Most people don’t know the details of the exploitation some animals must endure for our own benefit, but the tests they must go through are absolutely awful. In one test for the toxicity of certain products entitled the LD50 test, that product must be injected into a test population until half of the animals in that group die. Another test for toxicity, the Draize test, usually performed on rabbits, calls for a product to be injected into the animal’s eye as a measure of corrosion or irritation caused to the area. This test not only causes a painful experience for the animal that usually results in its death, but it also more often than not produces unreliable test results, so people who use the product may still be subject to injury. It doesn’t take much thought to realize that these tests are inhumane, and that their outcome isn’t worth the pain they cause to innocent animals who could spend their entire lives in a lab.

Important scientific discoveries have been made, however, there are other testing options available that are both more adaptable to humans and don’t utilize the endangerment of animals. The LD50 test is working to be replaced by the IC50 test, which involves cell cultures as opposed to innocent animals, and the Draize test is being outdated by Episkin, an experiment involving skin-like paper as opposed to rabbits. Although this is the case, there’s still a long way to go before all animals are free from the terrors of product testing, and an immense amount of harmless creatures still must go through this torture. We need to work until non-animal tests rise over the alternative, and innocent animals can be safe from harm.

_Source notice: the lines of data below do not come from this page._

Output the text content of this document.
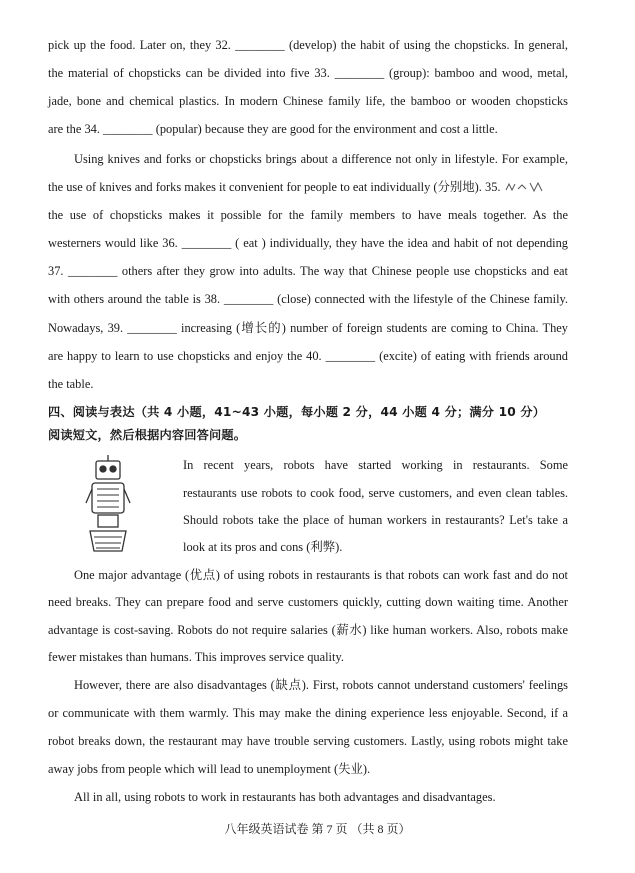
pick up the food. Later on, they 32. ________ (develop) the habit of using the chopsticks. In general,
the material of chopsticks can be divided into five 33. ________ (group): bamboo and wood, metal,
jade, bone and chemical plastics. In modern Chinese family life, the bamboo or wooden chopsticks
are the 34. ________ (popular) because they are good for the environment and cost a little.
Using knives and forks or chopsticks brings about a difference not only in lifestyle. For example,
the use of knives and forks makes it convenient for people to eat individually (分别地). 35.
the use of chopsticks makes it possible for the family members to have meals together. As the
westerners would like 36. ________ ( eat ) individually, they have the idea and habit of not depending
37. ________ others after they grow into adults. The way that Chinese people use chopsticks and eat
with others around the table is 38. ________ (close) connected with the lifestyle of the Chinese family.
Nowadays, 39. ________ increasing (增长的) number of foreign students are coming to China. They
are happy to learn to use chopsticks and enjoy the 40. ________ (excite) of eating with friends around
the table.
四、阅读与表达（共 4 小题，41~43 小题，每小题 2 分，44 小题 4 分；满分 10 分）
阅读短文，然后根据内容回答问题。
In recent years, robots have started working in restaurants. Some
restaurants use robots to cook food, serve customers, and even clean tables.
Should robots take the place of human workers in restaurants? Let's take a
look at its pros and cons (利弊).
One major advantage (优点) of using robots in restaurants is that robots can work fast and do not
need breaks. They can prepare food and serve customers quickly, cutting down waiting time. Another
advantage is cost-saving. Robots do not require salaries (薪水) like human workers. Also, robots make
fewer mistakes than humans. This improves service quality.
However, there are also disadvantages (缺点). First, robots cannot understand customers' feelings
or communicate with them warmly. This may make the dining experience less enjoyable. Second, if a
robot breaks down, the restaurant may have trouble serving customers. Lastly, using robots might take
away jobs from people which will lead to unemployment (失业).
All in all, using robots to work in restaurants has both advantages and disadvantages.
八年级英语试卷 第 7 页 （共 8 页）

People may argue that animal testing is necessary, especially when the product being tested is medicine that can be vital for health, but due to the fact that animals react to stimuli in different ways than humans, this argument is invalid. This idea is clearly shows through cases such as that of the Vioxx arthritis drug, which protected the hearts of mice when tested, but gave many humans heart failures resulting in death. With the recent rise of non-animal tests mentioned before, it’s only logical that we work to prevent the harm of both animals and humans by switching to tests with cell cultures as opposed to small animals. In the 50’s, another case was shown where  a thalidomide sleeping drug which was tested positively on mice caused deformities in babies, and both the rodents and the children were hurt considerably for no reason. Many other situations have been reported where drugs that were tested on animals produced devastating results on humans. In order to ensure the safety of everyone involved, it’s necessary that we switch to products that don’t test on animals.

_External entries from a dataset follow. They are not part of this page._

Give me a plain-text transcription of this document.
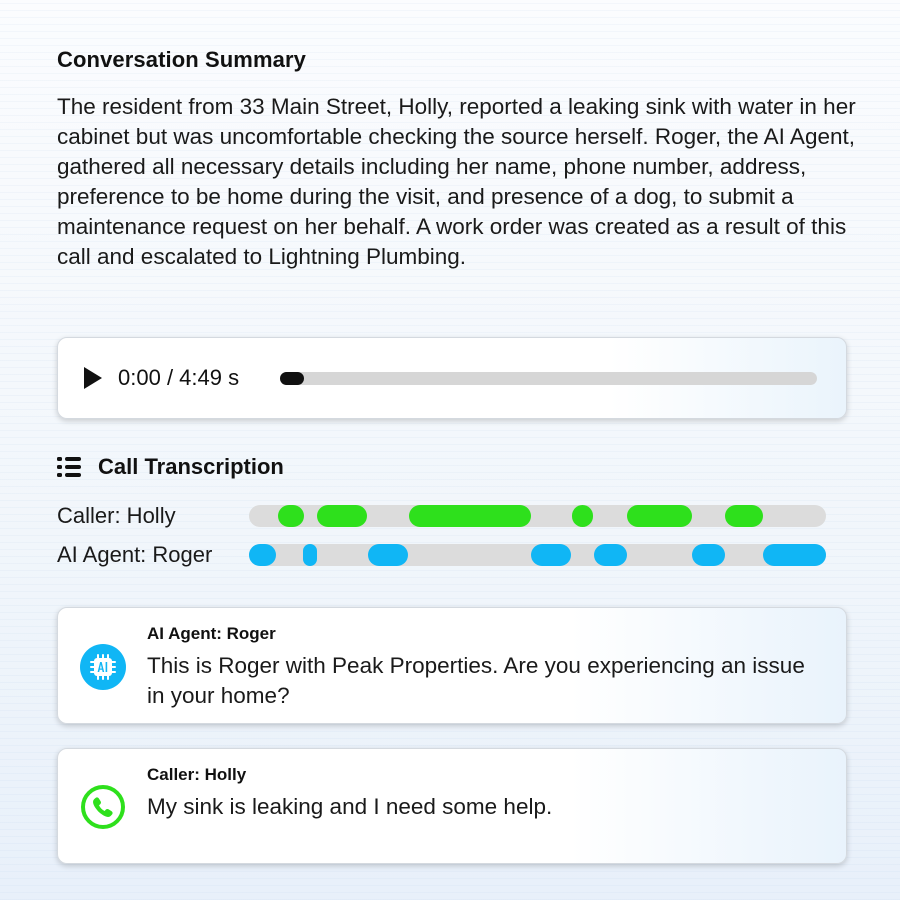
Conversation Summary
The resident from 33 Main Street, Holly, reported a leaking sink with water in her cabinet but was uncomfortable checking the source herself. Roger, the AI Agent, gathered all necessary details including her name, phone number, address, preference to be home during the visit, and presence of a dog, to submit a maintenance request on her behalf. A work order was created as a result of this call and escalated to Lightning Plumbing.
0:00 / 4:49 s
Call Transcription
Caller: Holly
AI Agent: Roger
AI Agent: Roger
This is Roger with Peak Properties. Are you experiencing an issue in your home?
Caller: Holly
My sink is leaking and I need some help.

Although it may seem difficult to stop the many deaths of animals due to testing, you only have to check that the products you purchase at the store don’t test on animals. Products that have not been tested on animals are usually the same quality as those that have, and if enough people merely check the labels on their products before purchasing them, all this pain inflicted on harmless creatures can be put to an end. No animal deserves to go through this horror, and it is only together that we can ensure that they’re kept safe.